Więc nie do końca kolekcjonerzy są tacy biedni, choć zbieranie militariów jest o wiele, wiele trudniejsze niż współczesne monetki. A z tymi bagnetami za 20 zł...bez komentarza. Szkoda mi dziennikarzy, którzy już nie mają o czym pisać i biora sie za temat o którym nie mają zielonego pojęcia, a jako wyrocznie wybierają handlarza, który boleje że nikt mu nie chce płacić 1000zł od hełmu...

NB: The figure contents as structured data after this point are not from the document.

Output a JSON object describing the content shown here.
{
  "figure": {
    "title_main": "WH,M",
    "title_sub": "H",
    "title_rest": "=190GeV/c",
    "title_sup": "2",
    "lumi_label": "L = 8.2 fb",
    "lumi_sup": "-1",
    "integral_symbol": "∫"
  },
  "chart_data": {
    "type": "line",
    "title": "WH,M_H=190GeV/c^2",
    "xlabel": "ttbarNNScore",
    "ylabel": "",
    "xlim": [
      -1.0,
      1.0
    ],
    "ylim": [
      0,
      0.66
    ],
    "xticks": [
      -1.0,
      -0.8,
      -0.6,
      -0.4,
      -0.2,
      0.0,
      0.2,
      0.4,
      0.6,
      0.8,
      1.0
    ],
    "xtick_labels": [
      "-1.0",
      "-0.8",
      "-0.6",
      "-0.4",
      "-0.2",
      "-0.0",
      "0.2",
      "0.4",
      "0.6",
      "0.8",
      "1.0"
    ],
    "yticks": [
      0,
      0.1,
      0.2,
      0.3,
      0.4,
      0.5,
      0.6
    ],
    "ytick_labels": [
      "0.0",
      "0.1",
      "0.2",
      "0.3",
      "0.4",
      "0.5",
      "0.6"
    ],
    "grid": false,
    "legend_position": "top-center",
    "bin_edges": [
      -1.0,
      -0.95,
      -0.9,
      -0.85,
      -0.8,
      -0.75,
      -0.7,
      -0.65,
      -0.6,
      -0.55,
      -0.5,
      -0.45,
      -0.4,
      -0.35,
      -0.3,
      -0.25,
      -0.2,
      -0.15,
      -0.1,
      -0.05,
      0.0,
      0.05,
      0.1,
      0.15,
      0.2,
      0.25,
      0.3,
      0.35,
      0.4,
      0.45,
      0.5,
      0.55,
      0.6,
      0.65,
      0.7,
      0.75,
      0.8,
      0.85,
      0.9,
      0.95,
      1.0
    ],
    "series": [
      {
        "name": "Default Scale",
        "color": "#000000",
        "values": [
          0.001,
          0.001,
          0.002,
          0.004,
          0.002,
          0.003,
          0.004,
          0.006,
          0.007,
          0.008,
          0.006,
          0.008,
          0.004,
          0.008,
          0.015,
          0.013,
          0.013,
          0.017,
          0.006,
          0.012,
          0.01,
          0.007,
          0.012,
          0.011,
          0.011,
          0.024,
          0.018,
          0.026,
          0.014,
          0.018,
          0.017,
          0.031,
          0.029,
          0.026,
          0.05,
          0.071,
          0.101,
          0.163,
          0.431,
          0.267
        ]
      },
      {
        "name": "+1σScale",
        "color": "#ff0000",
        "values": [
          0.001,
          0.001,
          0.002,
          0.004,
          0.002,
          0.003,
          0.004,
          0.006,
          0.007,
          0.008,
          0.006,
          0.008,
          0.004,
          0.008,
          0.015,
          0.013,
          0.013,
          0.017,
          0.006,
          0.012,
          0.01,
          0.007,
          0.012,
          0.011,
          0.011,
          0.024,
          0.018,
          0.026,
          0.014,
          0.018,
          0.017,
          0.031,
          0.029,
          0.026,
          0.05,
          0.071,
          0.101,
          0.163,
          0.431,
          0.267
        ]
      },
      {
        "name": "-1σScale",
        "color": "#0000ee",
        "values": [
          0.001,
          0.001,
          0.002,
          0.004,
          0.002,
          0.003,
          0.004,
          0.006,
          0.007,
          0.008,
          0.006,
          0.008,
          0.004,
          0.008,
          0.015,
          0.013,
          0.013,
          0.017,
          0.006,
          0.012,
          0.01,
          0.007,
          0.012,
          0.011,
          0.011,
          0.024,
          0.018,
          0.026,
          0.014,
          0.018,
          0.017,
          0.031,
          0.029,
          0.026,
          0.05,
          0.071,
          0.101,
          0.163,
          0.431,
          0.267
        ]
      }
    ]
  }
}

Osobiście wierzę, że nadejdzie kiedyś dzień, że brat odłoży swoją komórkę, i spyta, co to za klamra z dziwnym orłem .... Pzdr! Rybciak
Napisano
caly ten artykul napisaly osoby, ktore zyly pewnie z kola. i teraz juz nikt im tych niebotycznych cen, ajkei zadaja nie hcce dac.
na allegro kupi sie taniej niz na kole, zreszta cos ciekawego na kole trafic to juz szczescie

po prostu biznes im nie idzie, i gdzie tu mowa o kolekcjonerstwie, to zwykly handel
Napisano
No koniec świata! Bo jeżeli ktoś zbiera, dajmy na to bagnety, tylko po to, żeby za te 40 - 50 lat je sprzedać i chodzi mu jedynie o lokatę pieniędzy, to nie jest kolekcjonerem! To co, że zna wszystkie swoje eksponaty, skoro on to wszystko wie tylko po to, by móc podać odpowiednią cenę. TO nie jest kolekcjonerstwo.
Kolekcjoner to ten, który sam szuka i kompletuje swoje zbiory w ten, czy inny sposób nie po to, by lokować w nich kapitał, tylko by mieć zbiór tego, co go interesuje. Bardzo dobrym przykładem jest kolekcja ś.p. p. Kijaka. Przecież to jest zbiór wart kupę kasy, a został przekazany do muzeum.
Koniec świata!

P.S. Jak ktoś się dowie, gdzie są tak tanie bagnety, niechaj da znać.
pozdr. wonsY : G.
Napisano
Kolisty " cennik:

Bagnet Mauser niemiecki + Pochwa stan kompletny 250 zł
Mg 34 - + magazynek stan zadowalający ( wykopek po elektrolizie) 1700 zł
PPSZ - (wykopek po elektrolizie + dorobiona kolba) 1200 zł
Mauser 98k ( wykopek + dorobiona kolba ) 1000-1300 zł.
Hełmy od 200 do 600 zł.

Byłem dzisiaj - chciałm kupić okładki i żabkę do niemieckiego bagnetu M98 cennik : okładki 30 zł, żabka ( podróbka) 50 zł.

Pozdrawiam !
Napisano
Ich to w ogóle nie interesuje, wiem to od syna. Oni mają dziś inne zabawki.
-Młodzież jest za mądra, żeby ulegać starym kolekcjonerom i wpadać w amok kupowania. "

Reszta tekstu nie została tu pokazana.